President Bush pushed the Spanish -- and will soon push, probably, the British -- to change their government by pursuing policies that have cleaved Europe and America. Europeans, remembering centuries of experience in stomping out separatists, anarchists and fanatics, will now go their own way, without guidance from Paul Wolfowitz. French President Jacques Chirac and German Chancellor Gerhard Schroeder, looking like two cats who shared a canary, held a joint press conference in Paris on Tuesday touting their own approach to fighting terrorism; there they offered words of welcome to incoming Prime Minister José Luis Rodríguez Zapatero, inducting him into their non-American -- maybe anti-American -- alliance. David Frum bewailed Europe's collective-security plan as "a defeat for the antiterrorist cause," and yet Western Europeans have concluded that stirring hornets nests in faraway places is not the way to keep from being stung.

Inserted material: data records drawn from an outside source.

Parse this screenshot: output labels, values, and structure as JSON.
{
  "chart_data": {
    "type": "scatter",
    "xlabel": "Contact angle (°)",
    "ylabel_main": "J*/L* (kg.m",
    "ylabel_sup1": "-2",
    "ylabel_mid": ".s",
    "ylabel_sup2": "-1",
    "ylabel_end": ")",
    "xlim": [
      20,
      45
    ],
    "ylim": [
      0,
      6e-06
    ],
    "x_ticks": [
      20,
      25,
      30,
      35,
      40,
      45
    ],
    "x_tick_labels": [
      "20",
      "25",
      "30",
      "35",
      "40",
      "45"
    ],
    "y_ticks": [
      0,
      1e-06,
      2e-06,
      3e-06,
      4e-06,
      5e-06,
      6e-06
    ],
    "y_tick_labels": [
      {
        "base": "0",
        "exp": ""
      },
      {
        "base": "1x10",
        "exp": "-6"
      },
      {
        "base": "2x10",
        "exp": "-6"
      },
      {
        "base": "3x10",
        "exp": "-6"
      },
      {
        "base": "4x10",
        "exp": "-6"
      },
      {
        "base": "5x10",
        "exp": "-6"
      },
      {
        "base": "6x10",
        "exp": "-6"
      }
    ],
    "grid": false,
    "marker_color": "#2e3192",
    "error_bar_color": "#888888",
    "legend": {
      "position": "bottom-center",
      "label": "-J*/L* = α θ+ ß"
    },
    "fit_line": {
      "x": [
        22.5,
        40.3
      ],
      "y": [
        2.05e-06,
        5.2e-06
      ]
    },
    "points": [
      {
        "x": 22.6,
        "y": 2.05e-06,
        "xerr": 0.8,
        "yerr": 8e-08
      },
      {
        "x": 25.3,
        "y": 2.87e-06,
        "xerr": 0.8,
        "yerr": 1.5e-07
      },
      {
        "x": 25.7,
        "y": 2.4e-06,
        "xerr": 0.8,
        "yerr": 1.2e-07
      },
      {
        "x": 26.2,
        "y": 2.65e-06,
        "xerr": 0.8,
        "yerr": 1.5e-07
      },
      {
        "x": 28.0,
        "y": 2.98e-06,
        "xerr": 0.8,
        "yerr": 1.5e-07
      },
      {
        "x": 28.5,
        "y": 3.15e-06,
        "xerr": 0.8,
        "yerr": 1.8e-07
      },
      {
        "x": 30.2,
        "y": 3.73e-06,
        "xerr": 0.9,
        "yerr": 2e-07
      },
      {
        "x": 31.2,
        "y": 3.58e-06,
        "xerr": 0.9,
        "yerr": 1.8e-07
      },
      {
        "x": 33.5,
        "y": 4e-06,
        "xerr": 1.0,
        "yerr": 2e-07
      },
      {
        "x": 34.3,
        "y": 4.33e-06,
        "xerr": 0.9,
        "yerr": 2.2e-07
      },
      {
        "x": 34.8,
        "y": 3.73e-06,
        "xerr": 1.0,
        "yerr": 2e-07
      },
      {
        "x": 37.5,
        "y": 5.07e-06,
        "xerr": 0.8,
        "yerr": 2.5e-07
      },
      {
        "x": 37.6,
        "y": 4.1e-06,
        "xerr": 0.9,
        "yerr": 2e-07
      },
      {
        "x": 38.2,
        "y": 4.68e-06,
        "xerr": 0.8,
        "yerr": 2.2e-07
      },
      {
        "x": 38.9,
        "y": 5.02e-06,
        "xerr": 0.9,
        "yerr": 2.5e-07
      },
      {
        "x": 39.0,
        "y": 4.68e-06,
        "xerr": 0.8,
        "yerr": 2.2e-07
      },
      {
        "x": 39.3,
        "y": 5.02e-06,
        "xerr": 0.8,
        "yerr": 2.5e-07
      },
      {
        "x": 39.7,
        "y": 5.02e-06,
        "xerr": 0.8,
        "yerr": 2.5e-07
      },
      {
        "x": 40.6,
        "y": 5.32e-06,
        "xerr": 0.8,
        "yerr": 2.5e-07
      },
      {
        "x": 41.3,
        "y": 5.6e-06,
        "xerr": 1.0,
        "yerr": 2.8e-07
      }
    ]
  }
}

Which brings us to Tony Blankley in the Washington Times, who gloomily projected a "four in 10 chance that the American electorate will come down with the Spanish disease this November" -- that is, boot Bush out of office; the alleged ailment might be called "appeasementitis." Yup, it's 1938 all over again, same as it ever was. The historically minded -- here comes the dreaded alternative diagnosis of the realists -- might point out that al-Qaida is a criminal gang, a cadre of loony loners and conspiratorial crazies scattered across the world. These realists understand that bin Laden's bunch is not a nation-state with a Wehrmacht, Luftwaffe, and Fuhrer. But no speck of realistic thinking seems ever to cloud the eternal 1930s-ness of the neocons' spotless mind.

Indeed, the most serious consequence of appeasement-accusing is the assumption that goes with it: That counterterrorism strategy and conventional war strategy are one and the same. The war on terror is not World War II; it requires dramatically different actions. The neocon strategists, stalled in the '30s -- searching for Neville Chamberlain tapping his umbrella on every cobblestone street, even as they scout out the next Winston Churchill -- are leading us into the bloody land of blowback.


I had noticed that Pinkerton had been sidling off the reservation about a year ago. And he's writing for Salon. I'd say we can put away the garlic in his presence.